Abgerundet wird die Arbeit durch einen einführenden Theorieteil, der den Begriff der Wissenspoetik und dessen Verwendung innerhalb der Untersuchung erläutert. Diesem theoretischen Teil folgt der oben erläuterte Hauptteil, an den dann das abschließende Synthesekapitel anknüpft. Hier werden die Erkenntnisse über die Traumtheorien der Autoren, wissenschaftliche Traumtheorien und Traumpoetiken gebündelt und miteinander verglichen, um so abschließend feststellen zu können, wie das Verhältnis dieser drei Themenblöcke zu bestimmen ist. Zentral ist dabei natürlich stets der Aspekt der ‚Romantik‘, denn die Autoren positionieren sich mit ihren Traumtheorien und Traumdarstellungen innerhalb bestehender Diskurse. Dabei ist auch zu berücksichtigen, inwiefern sie sich etwa selbst als romantisch verstehen oder am Projekt einer romantischen Poesie mitarbeiten.

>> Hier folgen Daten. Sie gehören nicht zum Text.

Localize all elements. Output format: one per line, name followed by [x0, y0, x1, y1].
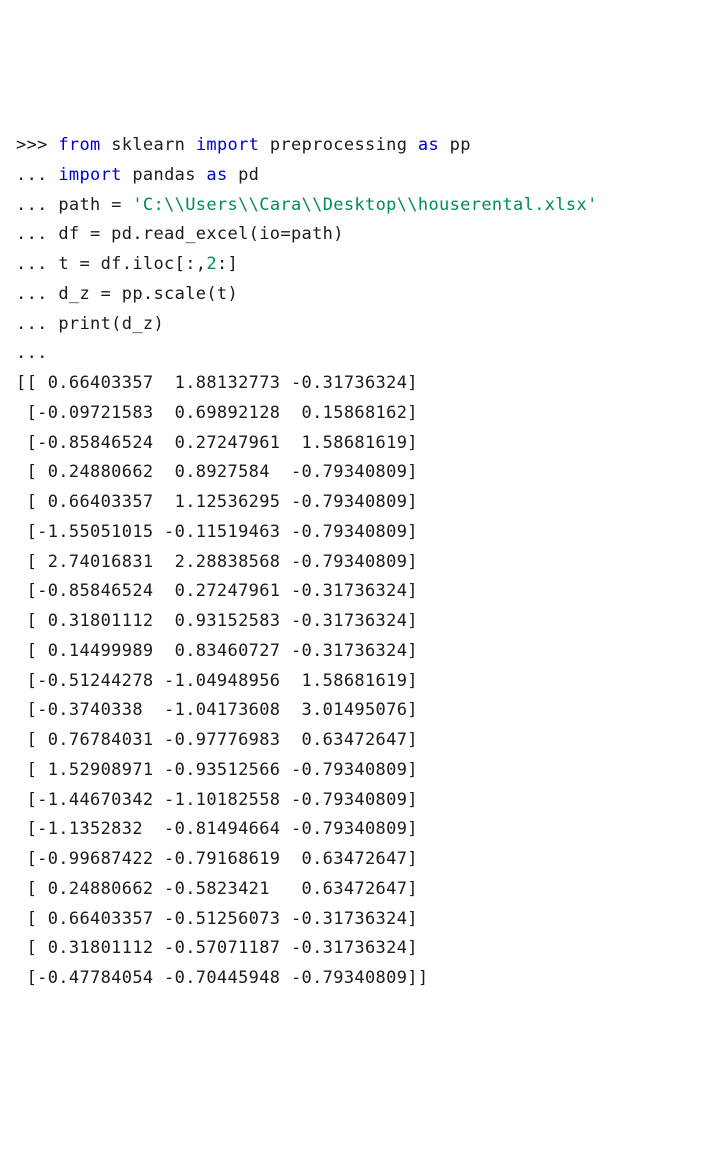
- output-row: [ 0.24880662 -0.5823421 0.63472647]: [16, 879, 418, 899]
- output-row: [-1.1352832 -0.81494664 -0.79340809]: [16, 819, 418, 839]
- output-row: [-0.51244278 -1.04948956 1.58681619]: [16, 671, 418, 691]
- code-block: >>> from sklearn import preprocessing as…: [16, 131, 704, 994]
- alias-pp: pp: [450, 135, 471, 155]
- output-row: [ 0.66403357 -0.51256073 -0.31736324]: [16, 909, 418, 929]
- prompt-cont: ...: [16, 284, 58, 304]
- prompt-cont: ...: [16, 224, 58, 244]
- prompt-cont: ...: [16, 195, 58, 215]
- num-2: 2: [206, 254, 217, 274]
- output-row: [-1.44670342 -1.10182558 -0.79340809]: [16, 790, 418, 810]
- kw-import: import: [196, 135, 259, 155]
- line-iloc-b: :]: [217, 254, 238, 274]
- output-row: [ 0.14499989 0.83460727 -0.31736324]: [16, 641, 418, 661]
- prompt-cont: ...: [16, 254, 58, 274]
- output-row: [ 1.52908971 -0.93512566 -0.79340809]: [16, 760, 418, 780]
- prompt-cont-blank: ...: [16, 343, 58, 363]
- line-read-excel: df = pd.read_excel(io=path): [58, 224, 344, 244]
- output-row: [-0.3740338 -1.04173608 3.01495076]: [16, 700, 418, 720]
- output-row: [-0.85846524 0.27247961 1.58681619]: [16, 433, 418, 453]
- output-row: [ 0.76784031 -0.97776983 0.63472647]: [16, 730, 418, 750]
- output-row: [ 0.31801112 0.93152583 -0.31736324]: [16, 611, 418, 631]
- output-row: [-0.09721583 0.69892128 0.15868162]: [16, 403, 418, 423]
- output-row: [ 2.74016831 2.28838568 -0.79340809]: [16, 552, 418, 572]
- mod-preprocessing: preprocessing: [270, 135, 407, 155]
- alias-pd: pd: [238, 165, 259, 185]
- mod-pandas: pandas: [132, 165, 195, 185]
- prompt-primary: >>>: [16, 135, 58, 155]
- output-row: [-1.55051015 -0.11519463 -0.79340809]: [16, 522, 418, 542]
- mod-sklearn: sklearn: [111, 135, 185, 155]
- output-row: [-0.47784054 -0.70445948 -0.79340809]]: [16, 968, 428, 988]
- line-scale: d_z = pp.scale(t): [58, 284, 238, 304]
- kw-as2: as: [206, 165, 227, 185]
- kw-as: as: [418, 135, 439, 155]
- output-row: [ 0.24880662 0.8927584 -0.79340809]: [16, 462, 418, 482]
- kw-import2: import: [58, 165, 121, 185]
- prompt-cont: ...: [16, 314, 58, 334]
- output-row: [-0.85846524 0.27247961 -0.31736324]: [16, 581, 418, 601]
- output-row: [[ 0.66403357 1.88132773 -0.31736324]: [16, 373, 418, 393]
- output-row: [ 0.66403357 1.12536295 -0.79340809]: [16, 492, 418, 512]
- line-iloc-a: t = df.iloc[:,: [58, 254, 206, 274]
- line-print: print(d_z): [58, 314, 164, 334]
- assign-path: path =: [58, 195, 132, 215]
- prompt-cont: ...: [16, 165, 58, 185]
- kw-from: from: [58, 135, 100, 155]
- output-row: [-0.99687422 -0.79168619 0.63472647]: [16, 849, 418, 869]
- output-row: [ 0.31801112 -0.57071187 -0.31736324]: [16, 938, 418, 958]
- string-path: 'C:\\Users\\Cara\\Desktop\\houserental.x…: [132, 195, 597, 215]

3. Im Graduiertenkolleg ‚Modell Romantik‘ wird davon ausgegangen, dass die Romantik modellbildende Qualitäten aufweist. Können sie etwas damit anfangen?

Ja, ich gehe fest davon aus, dass die Romantik diese Qualitäten besitzt. Eine meiner Kernthesen lautet, dass innerhalb der literarischen Romantik und der romantischen Anthropologie eine sehr komplexe und detaillierte Traumtheorie entwickelt wird, die auf der Schelling’schen Naturphilosophie basiert. Als letztere im Diskurs schon längst keine Rolle mehr spielt, ist die romantische Traumtheorie in groben Zügen aber noch immer präsent, etwa im Werk Mörikes oder bei Storm. Sie ist aber jetzt losgelöst von den philosophischen Bezügen, ist modellhaft geworden und bietet damit Anknüpfungspunkte für spätere Autoren.

Christian Quintes ist Doktorand am DFG-Graduierten­kolleg »Euro­päische Traum­kulturen« an der Universität des Saarlandes in Saarbrücken. Er arbeitet an einer Dissertation mit dem Arbeits­titel »Traumtheorien und Traumpoetiken der deutschen Romantik«.

Vom 19. bis 22. Oktober 2016 war Christian Quintes zu Gast am Graduiertenkolleg „Modell Romantik“.